# Aircraft in Warfare-The Dawn of the Fourth Arm



## Rivet (Apr 19, 2011)

I've read a pile of texts regarding the history of this planet. None regarding the subject of the use of aircraft as weaponry I've perused have the preceance, the immediacy of Aircraft in Warfare-The Dawn of the Fourth Air Arm. This from a text published in 1916.

Authored by Frederick W. Lanchester, one of the pioneers of the age of mechanization, you would read of considerations that became reality and are still current. Reams of usable data and myriad images of early efforts. Most recommended.

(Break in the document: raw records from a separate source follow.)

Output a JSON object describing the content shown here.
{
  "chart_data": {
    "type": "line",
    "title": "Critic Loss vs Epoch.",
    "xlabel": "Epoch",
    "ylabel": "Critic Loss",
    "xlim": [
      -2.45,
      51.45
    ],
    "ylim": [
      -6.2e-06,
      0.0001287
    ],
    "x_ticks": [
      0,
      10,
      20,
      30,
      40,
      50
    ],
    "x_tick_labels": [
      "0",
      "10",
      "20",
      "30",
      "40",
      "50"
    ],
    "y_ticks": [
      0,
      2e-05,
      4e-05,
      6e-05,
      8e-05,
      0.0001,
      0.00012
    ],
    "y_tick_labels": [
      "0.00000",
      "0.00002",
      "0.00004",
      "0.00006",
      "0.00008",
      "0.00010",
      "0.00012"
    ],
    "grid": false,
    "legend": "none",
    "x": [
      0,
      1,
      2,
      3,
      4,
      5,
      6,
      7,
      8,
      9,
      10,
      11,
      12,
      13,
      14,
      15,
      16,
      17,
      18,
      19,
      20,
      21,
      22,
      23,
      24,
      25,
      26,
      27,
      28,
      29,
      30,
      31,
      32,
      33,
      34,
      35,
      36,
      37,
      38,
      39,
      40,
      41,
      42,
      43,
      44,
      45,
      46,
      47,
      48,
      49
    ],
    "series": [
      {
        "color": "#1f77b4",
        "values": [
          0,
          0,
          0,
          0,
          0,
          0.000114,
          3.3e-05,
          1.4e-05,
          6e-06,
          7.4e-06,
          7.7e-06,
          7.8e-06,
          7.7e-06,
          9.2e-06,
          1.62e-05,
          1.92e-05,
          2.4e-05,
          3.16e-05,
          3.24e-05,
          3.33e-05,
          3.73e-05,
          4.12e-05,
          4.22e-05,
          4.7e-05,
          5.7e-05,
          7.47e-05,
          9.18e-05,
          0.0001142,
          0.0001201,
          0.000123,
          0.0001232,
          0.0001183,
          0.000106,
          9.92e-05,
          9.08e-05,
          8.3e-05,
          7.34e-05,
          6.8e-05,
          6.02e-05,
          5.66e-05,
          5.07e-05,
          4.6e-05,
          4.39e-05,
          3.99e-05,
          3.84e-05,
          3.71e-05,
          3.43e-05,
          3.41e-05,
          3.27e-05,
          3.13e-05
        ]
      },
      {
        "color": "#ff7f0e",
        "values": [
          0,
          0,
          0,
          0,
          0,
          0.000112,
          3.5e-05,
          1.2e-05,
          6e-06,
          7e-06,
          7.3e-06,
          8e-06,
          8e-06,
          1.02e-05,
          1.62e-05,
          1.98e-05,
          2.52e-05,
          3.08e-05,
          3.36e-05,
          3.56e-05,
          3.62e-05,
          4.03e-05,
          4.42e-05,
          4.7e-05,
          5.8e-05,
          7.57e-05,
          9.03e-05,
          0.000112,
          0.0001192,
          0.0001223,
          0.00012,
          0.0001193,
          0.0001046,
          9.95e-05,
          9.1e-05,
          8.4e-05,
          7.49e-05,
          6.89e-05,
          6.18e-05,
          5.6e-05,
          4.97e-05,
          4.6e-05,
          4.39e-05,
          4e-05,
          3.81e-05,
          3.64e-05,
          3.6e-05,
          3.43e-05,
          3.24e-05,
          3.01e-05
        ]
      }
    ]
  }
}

Aircraft in Warfare-The Dawn of the Fourth Arm
F.W. Lanchester, M.Inst.C.E., M.Inst.A.E., with an introduction by Major-General Sir David Henderson, K.C.B.
London, Constable and Company Limited, Orange Street, Leichester Square 1916


----------



## vikingBerserker (Apr 20, 2011)

Very cool, thanks for posting this.


----------



## Rivet (Apr 20, 2011)

You're welcome, VB. No kiddin'- The further I get into Lanchesters head the better this text gets. He was a member of the Advisory Committee for Aeronautics, sort of a British percursor of NACA. What he dreamed up became practical development.

Regards


----------



## nuuumannn (Oct 19, 2011)

Lanchester's paper _Aerodymanics; Constituting the first volume of a complete work on aerial flight_, first published in December 1907 was highly influential to a number of early aviation pioneers.


----------